Review by Derrick Carter
Running Time: 1 hour 42 minutes
MPAA Rating: R for some Strong Violence, Language throughout and brief Sexuality
Directed by: David Mackenzie
Written by: Taylor Sheridan
Starring: Jeff Bridges, Chris Pine, Ben Foster, Katy Mixon, Gil Birmingham, Christopher W. Garcia, Dale Dickey & Kevin Rankin
I wasn’t exactly stoked for HELL OR HIGH WATER, though I had heard nothing but great things about it. The poster looked dull, the title was generic, and the trailer seemed to indicate this was destined to go straight to video-on-demand. In an unexpected twist of events, this film has gained a lot of momentum since its Cannes premiere, sports a staggering 98% on Rotten Tomatoes and is now playing in theaters across the nation. Having now seen HELL OR HIGH WATER, I can say that it’s a lot better than the marketing would indicate, but isn’t entirely free of clichés. From a sheer entertainment level, you’re not likely to care that much about its few minor flaws.

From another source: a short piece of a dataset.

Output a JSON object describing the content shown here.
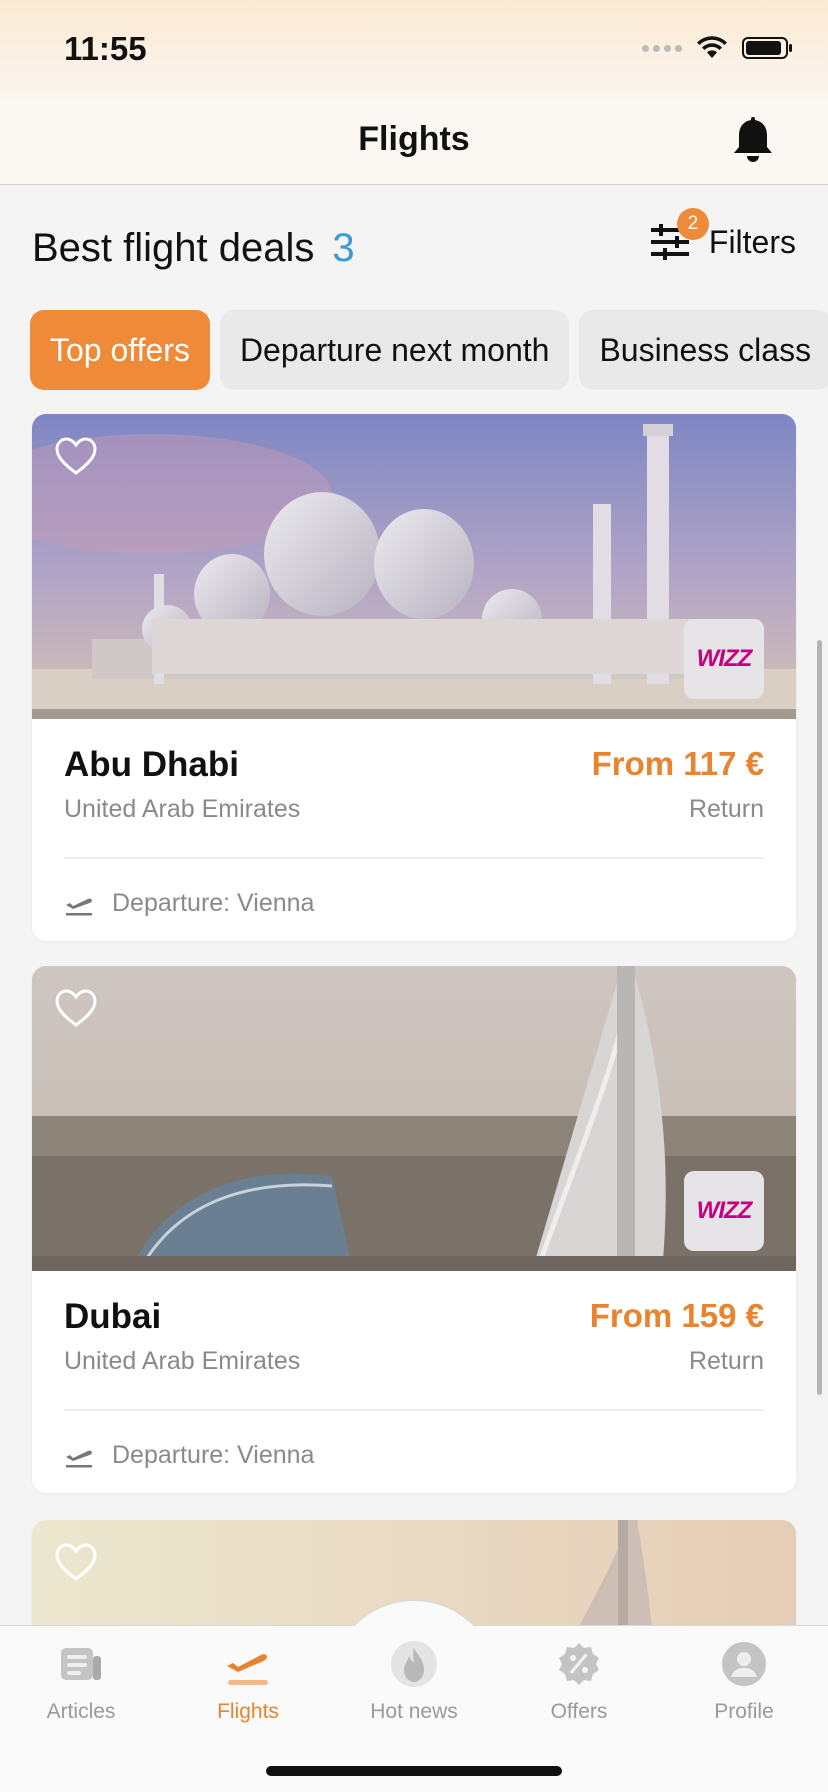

Toby Howard (Chris Pine) is a divorced father trying to save his family’s farm from foreclosure. Tanner (Ben Foster) is Toby’s ex-con brother who would do anything to support his family. Together, these two brothers hatch a nearly foolproof series of bank robberies that involve robbing the branches of the very bank that’s trying to foreclose on their farm and then paying them back with their own money. Every tiny detail (from the getaway car to trading the money at a casino) is carefully ironed out, but the pair didn’t count on determined Texas Ranger Marcus Hamilton (Jeff Bridges) to come looking for them. Aided by his partner Alberto (Gil Birmingham), Hamilton is looking for one last hurrah before his retirement. The two lawmen and two criminals start on a path towards each other that can only end in violence.
Despite having a premise that sounds like it packs plenty of action from start to finish, HELL OR HIGH WATER mainly focuses on its characters and the parallel storylines that feed into one another. The story of Toby and Tanner trying to save their farm through illegal means is highly entertaining and tense, but so is Hamilton and Alberto’s hunt for them. We see both sides of the conflict and our sympathies are undoubtedly tested when the two forces eventually collide. Though both storylines use a few well-worn clichés, it should be noted that the film often takes an unconventional route and indulges in quiet moments between the characters. This is especially true in the final minutes, which didn’t at all play out like I expected.
The interactions and conversations wouldn’t be nearly as fun or tense to watch if we didn’t care about these characters. HELL OR HIGH WATER has stellar performances across the board. Chris Pine may struggle with certain accents (see THE FINEST HOURS), but he pulls off a convincing Southern drawl and makes Toby into a compelling anti-hero worthy of the viewer’s sympathies. Though he’s much more of a reckless psycho, Ben Foster’s Tanner has his share of emotional scenes and ultimately comes off as a complex character…even if he’s hard to like.
Jeff Bridges is fantastic as Ranger Hamilton. This is the best Jeff Bridges has been in years (to say the least) and stands out as one of the best performances of his entire career. Gil Birmingham is great as Hamilton’s sidekick, who gets a lot of genuine laughs to ease the escalating tension. The constant “good” roles of Bridges and Birmingham contrasted with Pine and Foster’s “bad” roles make for an old-fashioned western feeling in an otherwise complicated crime thriller. The beautifully shot Texas setting (which is actually Eastern New Mexico substituting for West Texas) certainly lends to that as well, with isolation being a key factor in many scenes.
HELL OR HIGH WATER has a few faults. A couple of plot developments are very predictable. After all, there are only so many ways that this story can play out. However, the conclusion left me surprised in a very pleasant way. The message about banks being the real bad guys is also a bit too heavy-handed. We see frequent loan ads and “for sale” signs on the road, a scummy bank manager is used as comic relief, bystanders commend the bank robberies, and the looming threat of foreclosure is omnipresent. I felt like these bits were laid on a bit too thick and momentarily smothered the script’s mostly clever nature.
In spite of its problems, HELL OR HIGH WATER is a great piece of entertainment. The film has lots of witty banter, tense moments, quiet emotional scenes and complex characters worth rooting for (on both sides of the law). The cinematography has a naturalistic beauty that lends a classier feeling to the endearingly old-fashioned main conflict. Though clichés weigh the film down ever so slightly, HELL OR HIGH WATER is a solid modern western mixed with a tense crime thriller. If that sounds up your alley, then give this film a shot!